Scientists investigate the interplay between orbital order and charge density waves (CDWs) in the superconductor BaNi₂(As₁₋ₓPₓ)₂ using resonant X-ray scattering. Both the incommensurate and commensurate CDWs in this material exhibit strong resonant enhancement, indicating a strong connection to the arrangement of electrons in specific orbitals. This enhancement varies with energy and polarization, confirming the presence of orbital ordering that influences the formation of these charge density waves. The research aims to understand how the arrangement of electrons in specific orbitals influences the formation and behaviour of charge density waves within this superconducting material, potentially revealing new insights into the mechanisms governing superconductivity and related phenomena.

Charge Density Waves in Nickel Arsenides Investigated

This study details research on charge density waves (CDWs) in nickel-based materials, specifically barium nickel arsenide and related compounds.
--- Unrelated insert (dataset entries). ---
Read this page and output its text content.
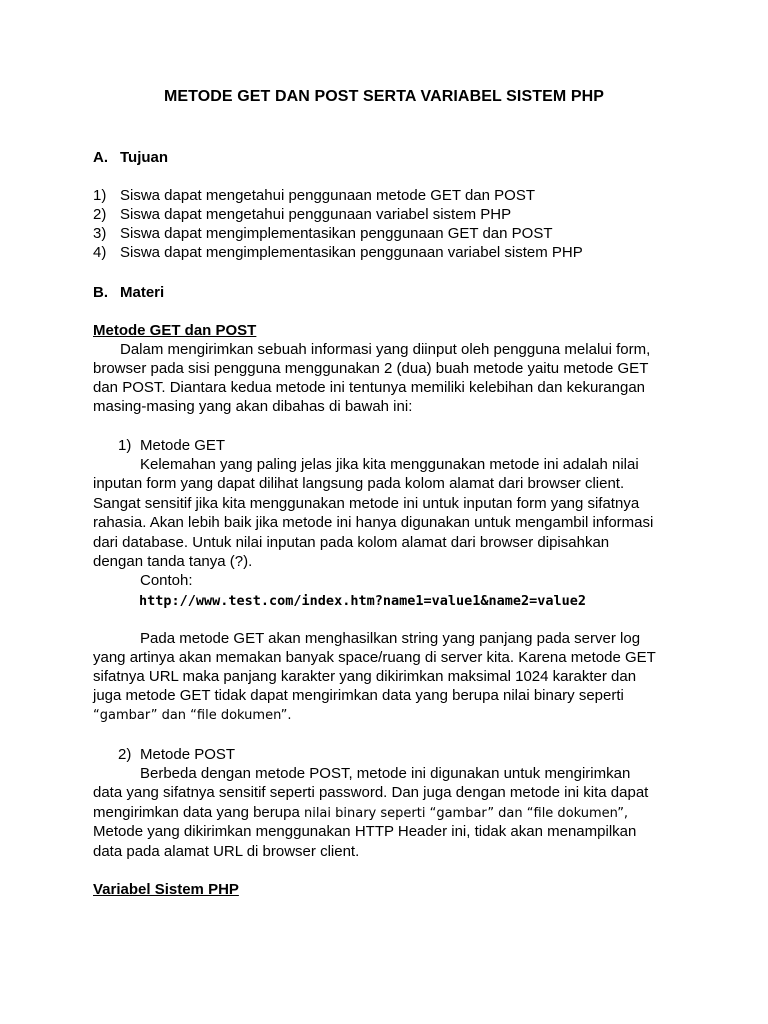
METODE GET DAN POST SERTA VARIABEL SISTEM PHP
A. Tujuan
1) Siswa dapat mengetahui penggunaan metode GET dan POST
2) Siswa dapat mengetahui penggunaan variabel sistem PHP
3) Siswa dapat mengimplementasikan penggunaan GET dan POST
4) Siswa dapat mengimplementasikan penggunaan variabel sistem PHP
B. Materi
Metode GET dan POST
Dalam mengirimkan sebuah informasi yang diinput oleh pengguna melalui form,
browser pada sisi pengguna menggunakan 2 (dua) buah metode yaitu metode GET
dan POST. Diantara kedua metode ini tentunya memiliki kelebihan dan kekurangan
masing-masing yang akan dibahas di bawah ini:
1) Metode GET
Kelemahan yang paling jelas jika kita menggunakan metode ini adalah nilai
inputan form yang dapat dilihat langsung pada kolom alamat dari browser client.
Sangat sensitif jika kita menggunakan metode ini untuk inputan form yang sifatnya
rahasia. Akan lebih baik jika metode ini hanya digunakan untuk mengambil informasi
dari database. Untuk nilai inputan pada kolom alamat dari browser dipisahkan
dengan tanda tanya (?).
Contoh:
http://www.test.com/index.htm?name1=value1&name2=value2
Pada metode GET akan menghasilkan string yang panjang pada server log
yang artinya akan memakan banyak space/ruang di server kita. Karena metode GET
sifatnya URL maka panjang karakter yang dikirimkan maksimal 1024 karakter dan
juga metode GET tidak dapat mengirimkan data yang berupa nilai binary seperti
“gambar” dan “file dokumen”.
2) Metode POST
Berbeda dengan metode POST, metode ini digunakan untuk mengirimkan
data yang sifatnya sensitif seperti password. Dan juga dengan metode ini kita dapat
mengirimkan data yang berupa nilai binary seperti “gambar” dan “file dokumen”,
Metode yang dikirimkan menggunakan HTTP Header ini, tidak akan menampilkan
data pada alamat URL di browser client.
Variabel Sistem PHP
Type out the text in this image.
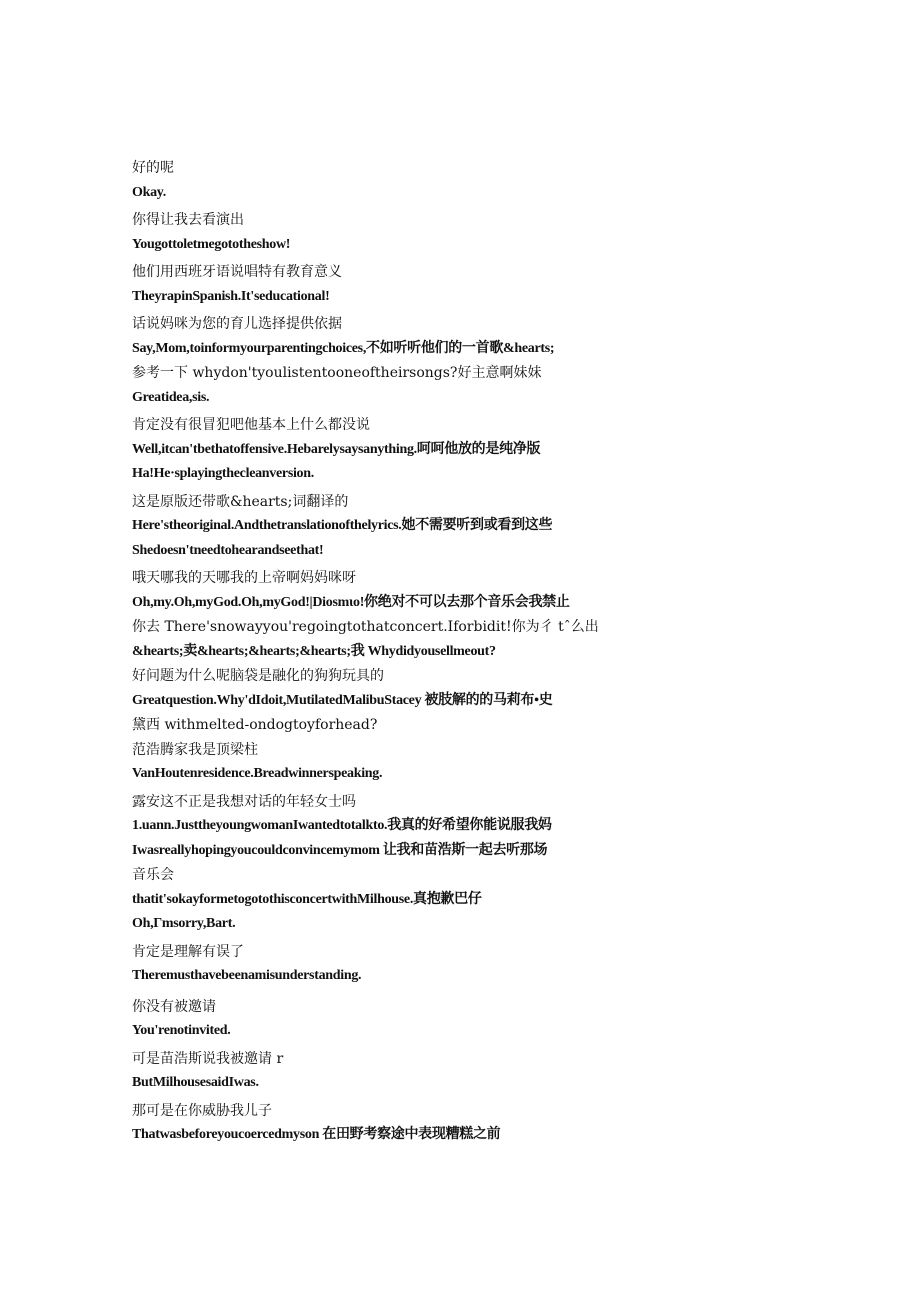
好的呢
Okay.
你得让我去看演出
Yougottoletmegototheshow!
他们用西班牙语说唱特有教育意义
TheyrapinSpanish.It'seducational!
话说妈咪为您的育儿选择提供依据
Say,Mom,toinformyourparentingchoices,不如听听他们的一首歌&hearts;
参考一下 whydon'tyoulistentooneoftheirsongs?好主意啊妹妹
Greatidea,sis.
肯定没有很冒犯吧他基本上什么都没说
Well,itcan'tbethatoffensive.Hebarelysaysanything.呵呵他放的是纯净版
Ha!He·splayingthecleanversion.
这是原版还带歌&hearts;词翻译的
Here'stheoriginal.Andthetranslationofthelyrics.她不需要听到或看到这些
Shedoesn'tneedtohearandseethat!
哦天哪我的天哪我的上帝啊妈妈咪呀
Oh,my.Oh,myGod.Oh,myGod!|Diosmιo!你绝对不可以去那个音乐会我禁止
你去 There'snowayyou'regoingtothatconcert.Iforbidit!你为彳 tˆ么出
&hearts;卖&hearts;&hearts;&hearts;我 Whydidyousellmeout?
好问题为什么呢脑袋是融化的狗狗玩具的
Greatquestion.Why'dIdoit,MutilatedMalibuStacey 被肢解的的马莉布•史
黛西 withmelted-ondogtoyforhead?
范浩腾家我是顶梁柱
VanHoutenresidence.Breadwinnerspeaking.
露安这不正是我想对话的年轻女士吗
1.uann.JusttheyoungwomanIwantedtotalkto.我真的好希望你能说服我妈
Iwasreallyhopingyoucouldconvincemymom 让我和苗浩斯一起去听那场
音乐会
thatit'sokayformetogotothisconcertwithMilhouse.真抱歉巴仔
Oh,Γmsorry,Bart.
肯定是理解有误了
Theremusthavebeenamisunderstanding.
你没有被邀请
You'renotinvited.
可是苗浩斯说我被邀请 r
ButMilhousesaidIwas.
那可是在你威胁我儿子
Thatwasbeforeyoucoercedmyson 在田野考察途中表现糟糕之前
Researchers employed resonant inelastic X-ray scattering and X-ray absorption spectroscopy, carefully analyzing the polarization of the scattered X-rays to determine the symmetry of the CDW order and whether it breaks rotational symmetry, potentially leading to a nematic phase. Analysis of the data reveals the tensorial properties of the CDW susceptibility, which describes the material’s response to external fields, and uses mathematical tools to describe the CDW order. The research suggests the possibility of an electronic nematic liquid phase in barium nickel arsenide.

Orbital Order Drives Charge Density Wave Formation

Resonant X-ray scattering experiments have revealed crucial details about the interplay between orbital order and charge density waves (CDWs) in the superconductor BaNi₂(As₁₋ₓPₓ)₂. Scientists discovered that both the incommensurate and commensurate CDWs exhibit strong resonant enhancement, indicating a direct link to the arrangement of electron orbitals within the material. Detailed analysis of the scattering patterns demonstrates a lowering of the local symmetry around the nickel atoms, suggesting a distortion from a simple tetragonal structure. Importantly, the observed CDW signatures are dominated by contributions from specific nickel orbitals, the dxz and dyz, and share a similar orbital character despite differing in their spatial arrangement, supporting a shared, orbitally-driven mechanism for the formation of both CDW phases.

Further investigations reveal that the symmetry lowering at the nickel sites represents a local distortion of the electronic environment, and the incommensurate CDW’s atomic form factor remains robust across a range of phosphorus doping levels. Remarkably, the similarities in resonant behavior between the incommensurate and commensurate CDWs, despite differences in their average structures and responses to pressure, suggest a common underlying orbital mechanism. The research identifies the Ni dxz,yz orbitals as primary contributors to the CDW states, and confirms that the observed CDW peaks arise from a genuine modulation of electronic charge density associated with orbital degrees of freedom. Despite differences in their crystallographic structures and responses to external factors like pressure, both CDWs share a similar orbital signature, providing new insight into the symmetry breaking and orbital fluctuations occurring in the high-temperature regime of the superconductor. Differences in their underlying lattice dynamics exist, as evidenced by the identification of a driving phonon mode for only one of the CDW transitions.